A desconstrução conceitual de feminicídio

No decorrer dessa semana, fomos surpreendidos pela mídia local com matérias em que um grupo de profissionais, na sua maioria mulheres, entre elas delegadas, representante do Ministério Público e Defensoria Pública, bem como magistrado e integrantes da Coordenadoria Estadual de Políticas para mulheres, se reuniu no Fórum Cível e Criminal para tratar entre outros assuntos ligados à defesa da mulher, do tema intitulado feminicídio, inclusive enfatizando que o Piauí em breve estará adotando o protocolo da Organização das Nações Unidas – ONU mulher – para investigação de mortes violentas de mulheres por razões de gênero, implementando-se assim as diretrizes nacionais para investigar, processar e julgar o feminicídio. De início, seria uma boa notícia se alguns dos atores envolvidos em tal reunião tivessem legitimidade para tanto. A coordenadora da CEPM, Haldaci Regina da Silva, é esclarecedora em declarações aos meios de comunicação quanto às diretrizes traçadas: “O objetivo é fazer com que o nosso Estado entenda o que é feminicídio, que todos os órgãos investiguem e julguem esses crimes contra a mulher sob a perspectiva do gênero”. O que se observou é que os órgãos do Ministério Público que têm legitimidade de intentar na Capital a ação penal nesses casos – os promotores integrantes do Núcleo do Júri, já que se trata de crime contra a vida, e só podem ser processados e julgados pelas duas Varas aqui existentes -, foram totalmente deixados à margem da discussão da matéria e sem a possibilidade sequer de opinar sobre o tema abordado, o que se depreende que se não foi por deselegância ou desconhecimento de tais atribuições a falta de convite, as ausências desses membros ministeriais atingem o mais elementar senso ético e profissional. Aliás, a Resolução 7 do Colégio de Procuradores de Justiça – CPJ, ao estabelecer as atribuições das promotorias, no que concerne aos crimes dolosos contra a vida é clara ao determinar que os promotores integrantes do Núcleo das Promotorias do Júri são os responsáveis por toda e qualquer audiência e atuação, judicial ou extrajudicial. Pois bem, repita-se, quem exatamente tem o poder de denunciar tais crimes foi sorrateiramente colocado de fora dos debates relativos à matéria, o que deslegitima qualquer ação de grupos de interesse, por mais qualificados que sejam.

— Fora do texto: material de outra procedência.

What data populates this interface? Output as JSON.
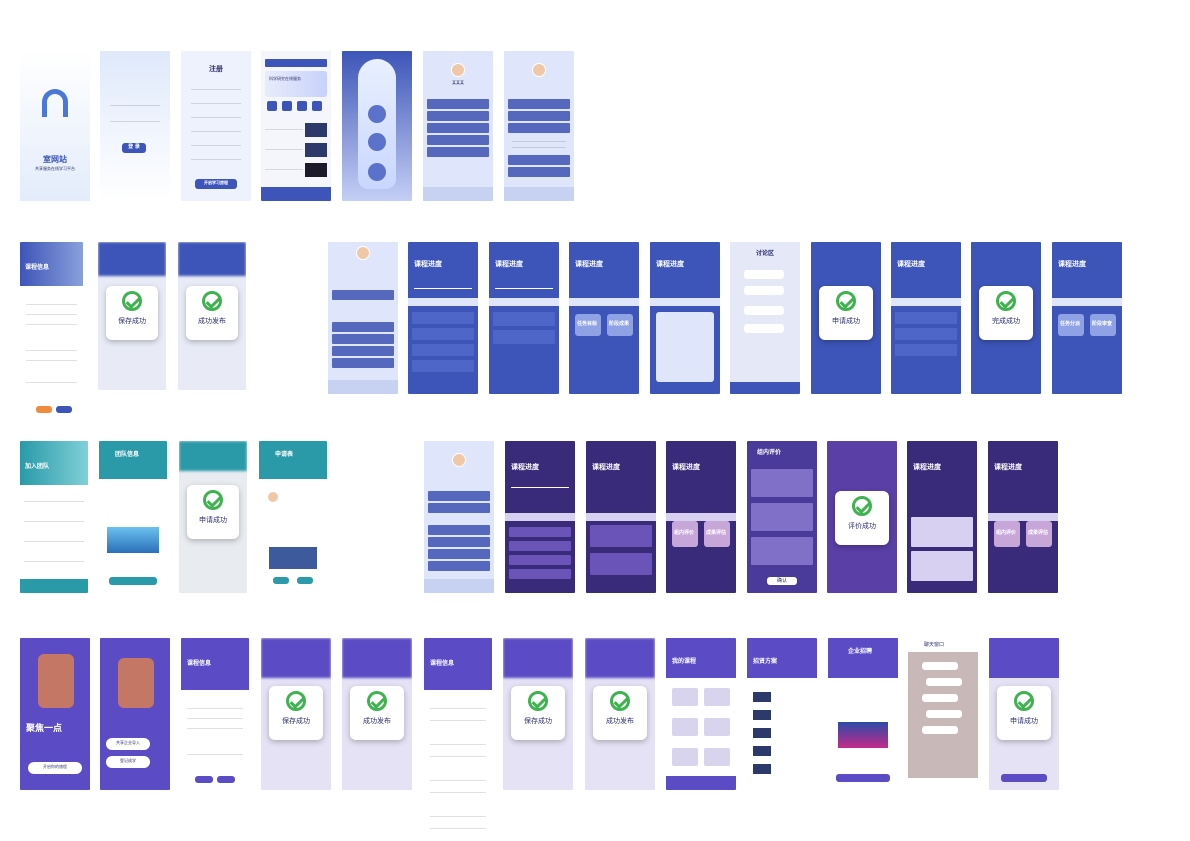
{
  "colors": {
    "blue_primary": "#3d55b8",
    "blue_light": "#dfe6fb",
    "teal": "#2a9aa8",
    "purple": "#5a3fa6",
    "purple_dark": "#3a2a7a",
    "violet": "#5b4bc4",
    "success": "#3fb34f"
  },
  "row1": {
    "splash_title": "室网站",
    "splash_subtitle": "共享服务在线学习平台",
    "login_button": "登 录",
    "register_title": "注册",
    "register_button": "开启学习旅程",
    "home_banner": "科学研究在线服务",
    "profile_name": "某某某"
  },
  "row2": {
    "info_title": "课程信息",
    "save_success": "保存成功",
    "publish_success": "成功发布",
    "progress_title": "课程进度",
    "chat_title": "讨论区",
    "apply_success": "申请成功",
    "complete_success": "完成成功",
    "card_left": "任务目标",
    "card_right": "阶段成果",
    "card_left_b": "任务分派",
    "card_right_b": "阶段审查"
  },
  "row3": {
    "join_title": "加入团队",
    "team_title": "团队信息",
    "apply_success": "申请成功",
    "apply_form_title": "申请表",
    "progress_title": "课程进度",
    "review_title": "组内评价",
    "evaluate_success": "评价成功",
    "card_left": "组内评价",
    "card_right": "成果评估",
    "confirm_button": "确认"
  },
  "row4": {
    "hero_title": "聚焦一点",
    "hero_sub": "",
    "start_button": "开启你的旅程",
    "enterprise_button": "共享企业导入",
    "register_button": "登记成学",
    "course_title": "课程信息",
    "save_success": "保存成功",
    "publish_success": "成功发布",
    "my_course": "我的课程",
    "recruit": "招贤方案",
    "enterprise": "企业招聘",
    "chat": "聊天窗口",
    "apply_success": "申请成功"
  }
}
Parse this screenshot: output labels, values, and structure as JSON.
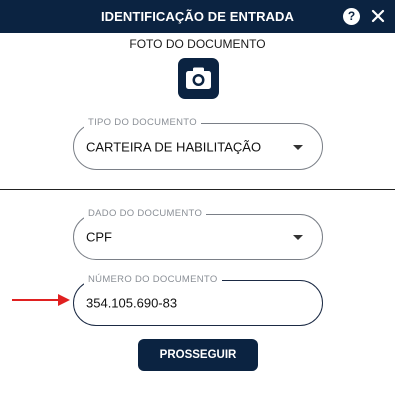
{
  "header": {
    "title": "IDENTIFICAÇÃO DE ENTRADA",
    "help_label": "?",
    "icons": {
      "help": "help-icon",
      "close": "close-icon"
    }
  },
  "photo": {
    "label": "FOTO DO DOCUMENTO",
    "icon": "camera-icon"
  },
  "document_type": {
    "label": "TIPO DO DOCUMENTO",
    "value": "CARTEIRA DE HABILITAÇÃO"
  },
  "document_data": {
    "label": "DADO DO DOCUMENTO",
    "value": "CPF"
  },
  "document_number": {
    "label": "NÚMERO DO DOCUMENTO",
    "value": "354.105.690-83"
  },
  "actions": {
    "proceed_label": "PROSSEGUIR"
  },
  "colors": {
    "primary": "#0b2341",
    "annotation_arrow": "#e02020"
  }
}
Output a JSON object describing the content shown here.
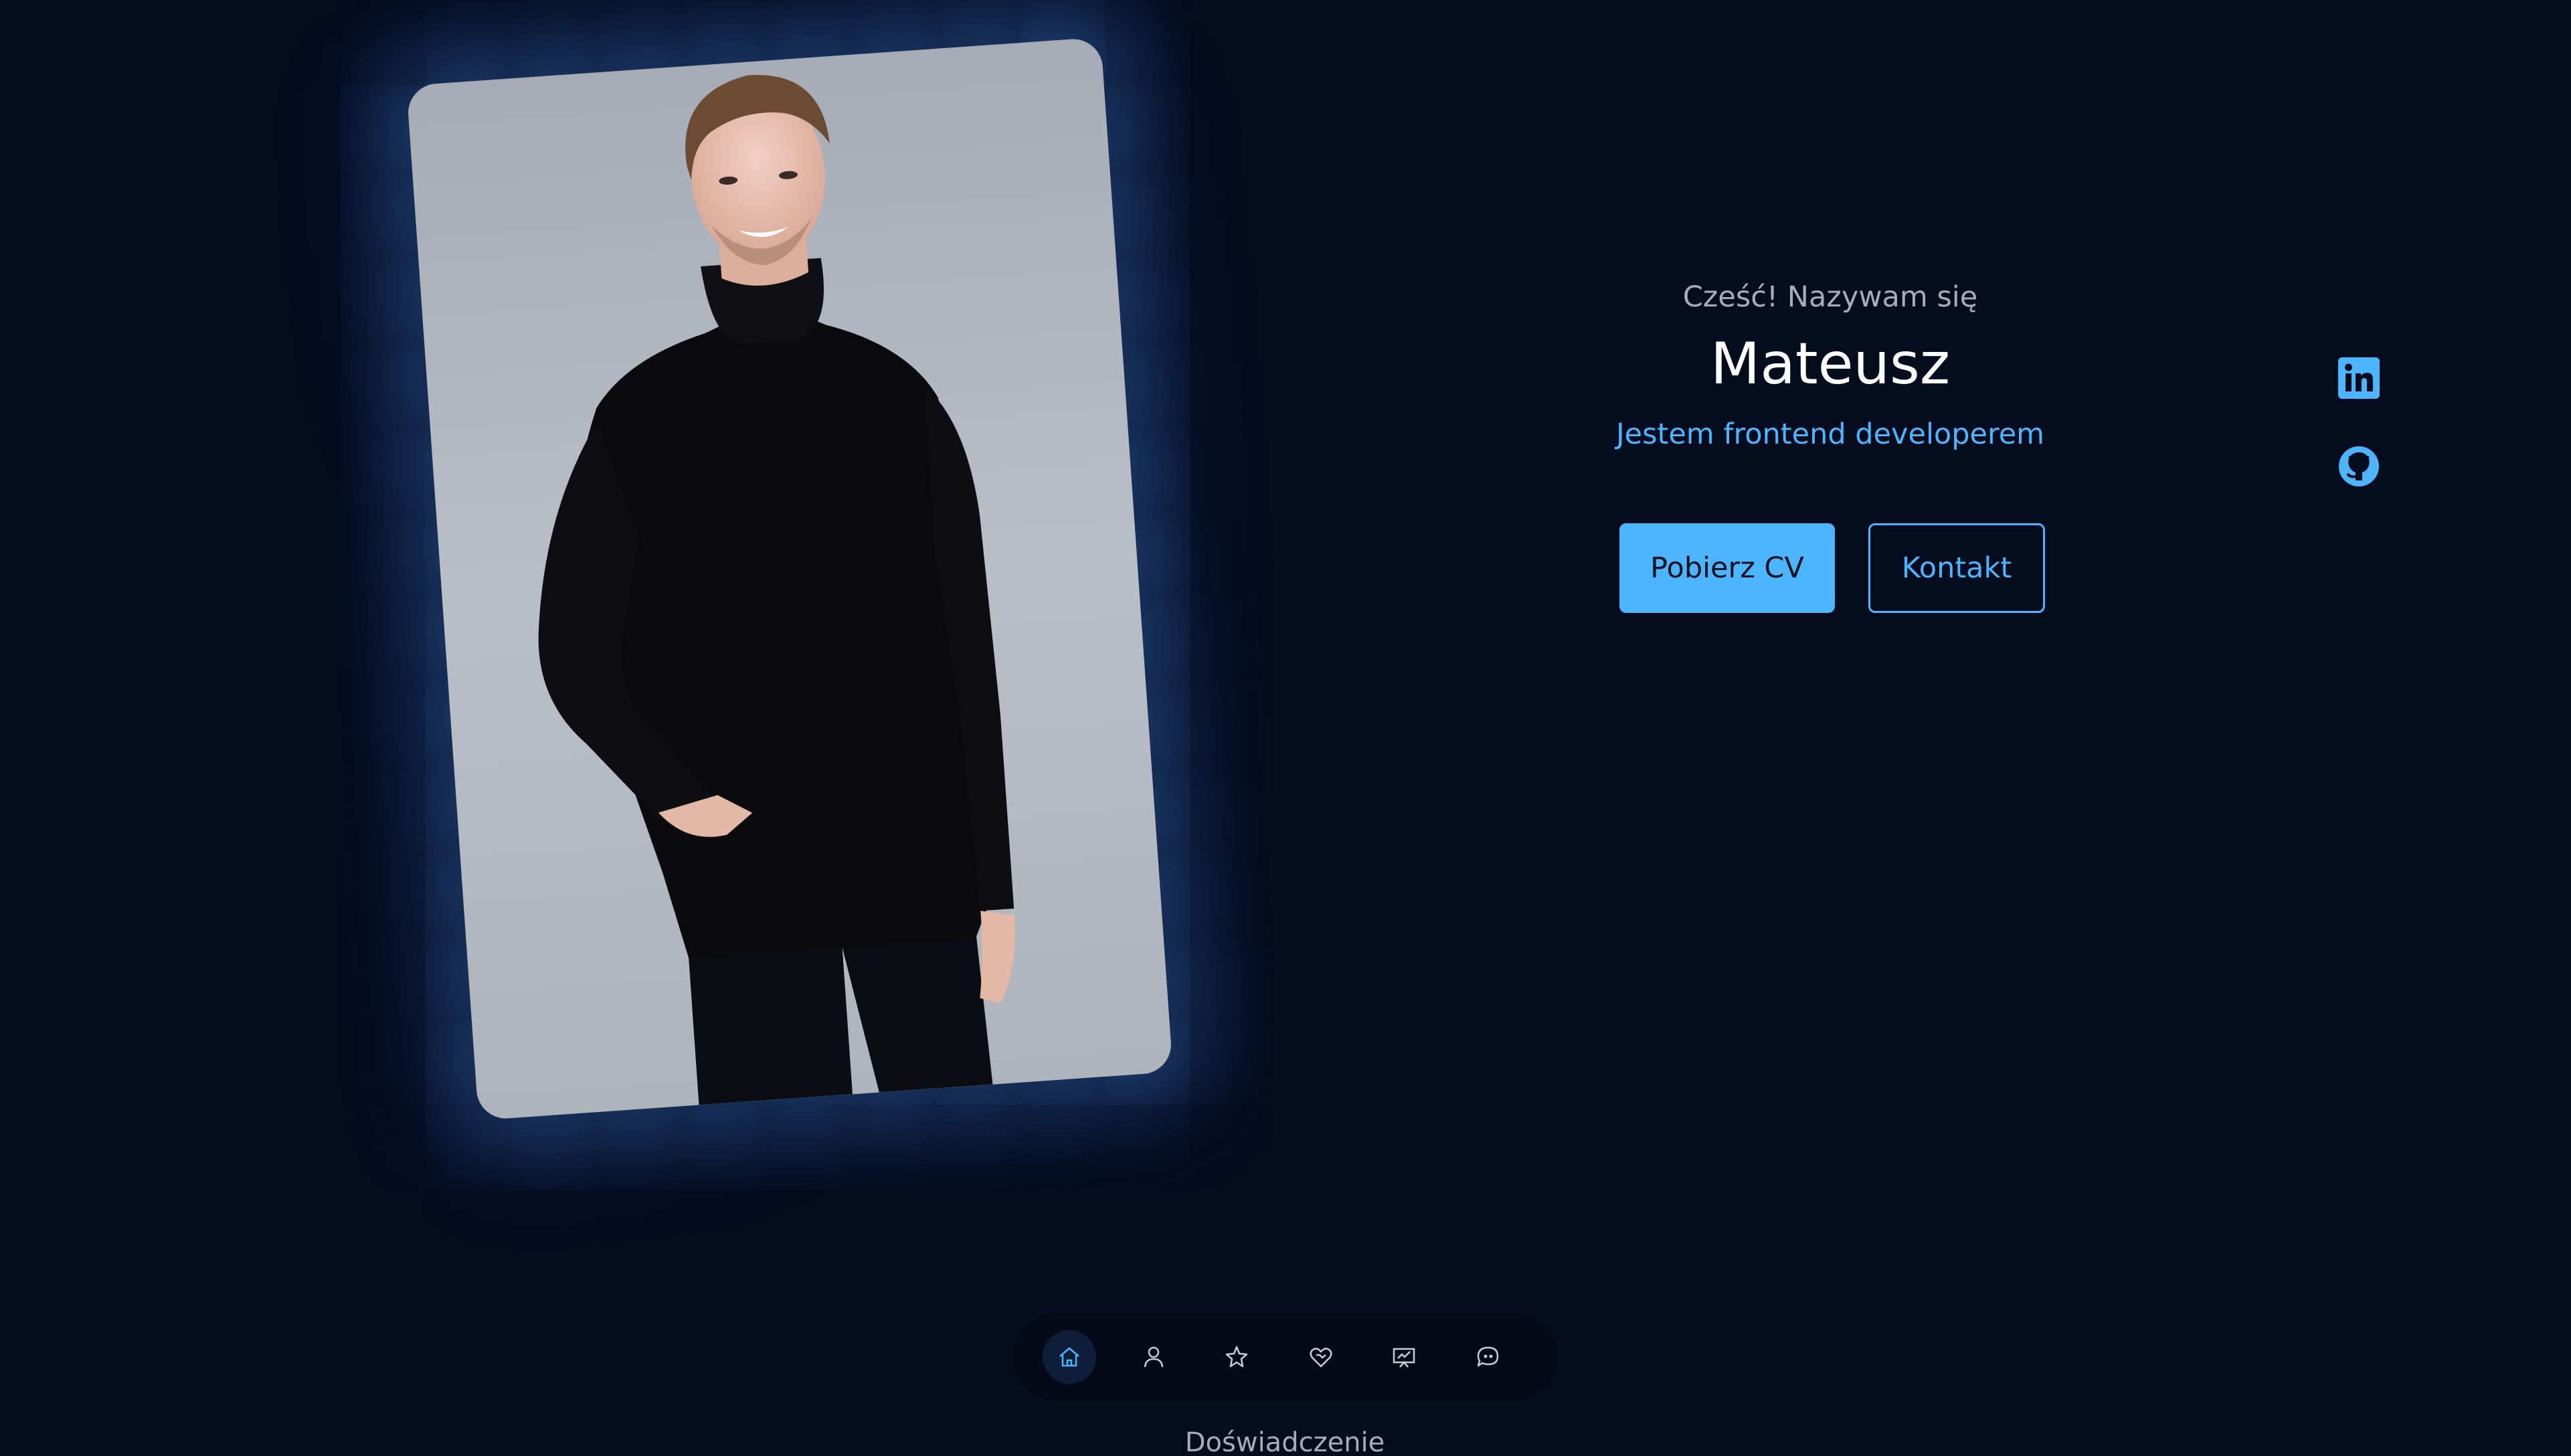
{
  "intro": {
    "greeting": "Cześć! Nazywam się",
    "name": "Mateusz",
    "role": "Jestem frontend developerem"
  },
  "actions": {
    "download_cv": "Pobierz CV",
    "contact": "Kontakt"
  },
  "social": [
    {
      "icon": "linkedin-icon"
    },
    {
      "icon": "github-icon"
    }
  ],
  "nav": {
    "items": [
      {
        "icon": "home-icon",
        "active": true
      },
      {
        "icon": "user-icon",
        "active": false
      },
      {
        "icon": "star-icon",
        "active": false
      },
      {
        "icon": "handshake-heart-icon",
        "active": false
      },
      {
        "icon": "presentation-icon",
        "active": false
      },
      {
        "icon": "chat-quote-icon",
        "active": false
      }
    ]
  },
  "next_section": {
    "heading_peek": "Doświadczenie"
  },
  "colors": {
    "background": "#050c1e",
    "accent": "#4db5ff",
    "text_primary": "#ffffff",
    "text_muted": "#a8acb6"
  }
}
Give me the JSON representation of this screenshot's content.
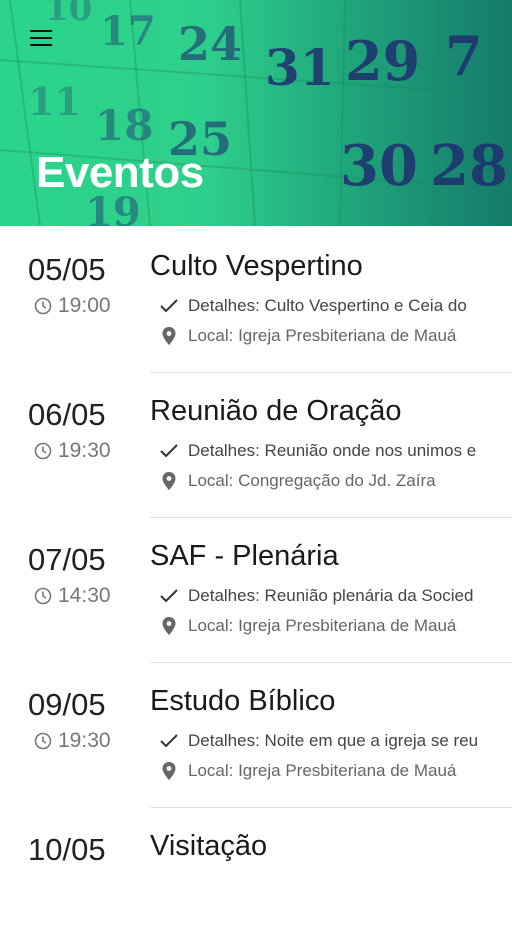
{
  "header": {
    "title": "Eventos",
    "menu_icon": "hamburger-menu-icon",
    "background": "calendar-photo-green-overlay"
  },
  "events": [
    {
      "date": "05/05",
      "time": "19:00",
      "name": "Culto Vespertino",
      "details": "Detalhes: Culto Vespertino e Ceia do",
      "location": "Local: Igreja Presbiteriana de Mauá"
    },
    {
      "date": "06/05",
      "time": "19:30",
      "name": "Reunião de Oração",
      "details": "Detalhes: Reunião onde nos unimos e",
      "location": "Local: Congregação do Jd. Zaíra"
    },
    {
      "date": "07/05",
      "time": "14:30",
      "name": "SAF - Plenária",
      "details": "Detalhes: Reunião plenária da Socied",
      "location": "Local: Igreja Presbiteriana de Mauá"
    },
    {
      "date": "09/05",
      "time": "19:30",
      "name": "Estudo Bíblico",
      "details": "Detalhes: Noite em que a igreja se reu",
      "location": "Local: Igreja Presbiteriana de Mauá"
    },
    {
      "date": "10/05",
      "time": "",
      "name": "Visitação",
      "details": "",
      "location": ""
    }
  ],
  "colors": {
    "accent": "#2bd489",
    "header_dark": "#157a6b",
    "calendar_numbers": "#1f2f6e"
  }
}
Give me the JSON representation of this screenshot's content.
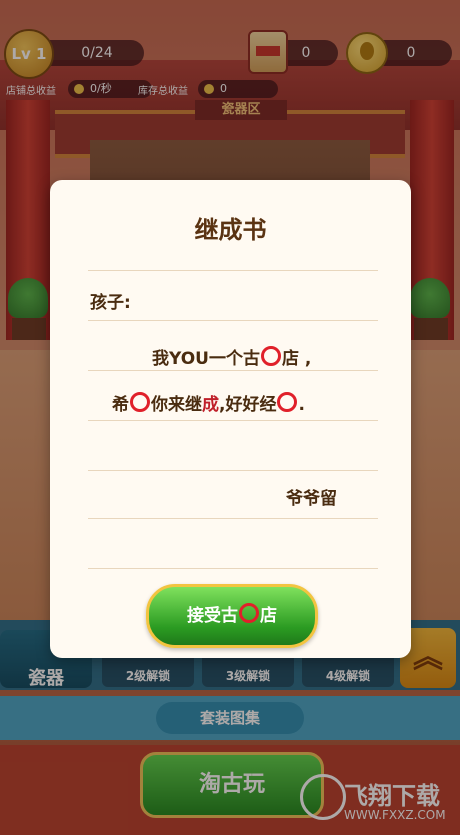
{
  "hud": {
    "level": "Lv 1",
    "progress": "0/24",
    "scroll_count": "0",
    "coin_count": "0",
    "shop_income_label": "店铺总收益",
    "shop_income_value": "0/秒",
    "stock_income_label": "库存总收益",
    "stock_income_value": "0"
  },
  "scene": {
    "area_sign": "瓷器区"
  },
  "modal": {
    "title": "继成书",
    "greeting": "孩子:",
    "line1_a": "我YOU一个古",
    "line1_b": "店 ,",
    "line2_a": "希",
    "line2_b": "你来继",
    "line2_c": "成",
    "line2_d": ",好好经",
    "line2_e": ".",
    "signature": "爷爷留",
    "accept_a": "接受古",
    "accept_b": "店"
  },
  "bottom": {
    "porcelain_tab": "瓷器",
    "unlock_tabs": [
      "2级解锁",
      "3级解锁",
      "4级解锁"
    ],
    "set_gallery": "套装图集",
    "main_button": "淘古玩"
  },
  "watermark": {
    "title": "飞翔下载",
    "url": "WWW.FXXZ.COM"
  }
}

É interessante enfatizar, dentro da perspectiva do que foi tratado e levado à imprensa, que feminicídio conceitualmente é o homicídio qualificado de mulheres em razão do gênero. A norma alterou o Código Penal e incluiu o feminicídio como circunstância qualificadora do homicídio e a elencou no rol de crimes hediondos (Lei 8.072/90). No parágrafo 2º da Lei 13.104, de 9 de março de 2015, vê-se que o legislador considera que há razões de condição de sexo feminino quando o crime envolve violência doméstica e familiar e menosprezo e discriminação à condição de mulher. O que é preciso saber é que nem todo assassinato praticado contra mulher no seio doméstico ou familiar pode ser interpretado como feminicídio. Se assim o fosse, a norma viria expressa da seguinte forma: “Se o homicídio é cometido contra a mulher”. Há de se convir que a expressão utilizada pela norma penal “por razões da condição de sexo feminino” está ligada à condição de gênero. Ou seja, não é todo crime. Ademais, é trivial que não se admite analogia contra o réu em matéria penal. O certo é que temos visto boas figuras ligadas ao movimento em defesa da mulher, e algumas desavisadas do mundo jurídico, entenderem que o feminicídio é tão só o assassínio da vítima mulher, ampliando o seu conceito legal. Aceitar isso é fazer analogia in malam partem, não assimilável pelo direito penal moderno, e atingir em cheio o princípio da reserva legal, bem delineado nos sistemas penais avançados e nos Estados Democráticos de Direito. Mais ainda, é desconstruir o conceito legal de feminicídio.

De outra monta, talvez algo que os nobres participantes de tal reunião desconhecem é que, afora uma denúncia oferecida pela 14ª Promotoria logo após a entrada em vigor da lei, onde qualificou a conduta do acusado como feminicídio - contudo mais com intenção de provocar o debate no âmbito do judiciário, mas que se enquadraria comodamente na motivação fútil -, não há registro de nenhum caso de feminicídio no Núcleo das Promotorias do Júri de Teresina até o presente momento. Ao que sabemos também, a tal delegacia criada com esse objetivo, não tem nenhuma estrutura capaz de dar uma resposta à altura na hipótese circunstancial de caracterização de um crime dessa natureza, o que certamente destoa do padrão ONU de investigação. No mais, é muito espetáculo para pouca ação efetiva.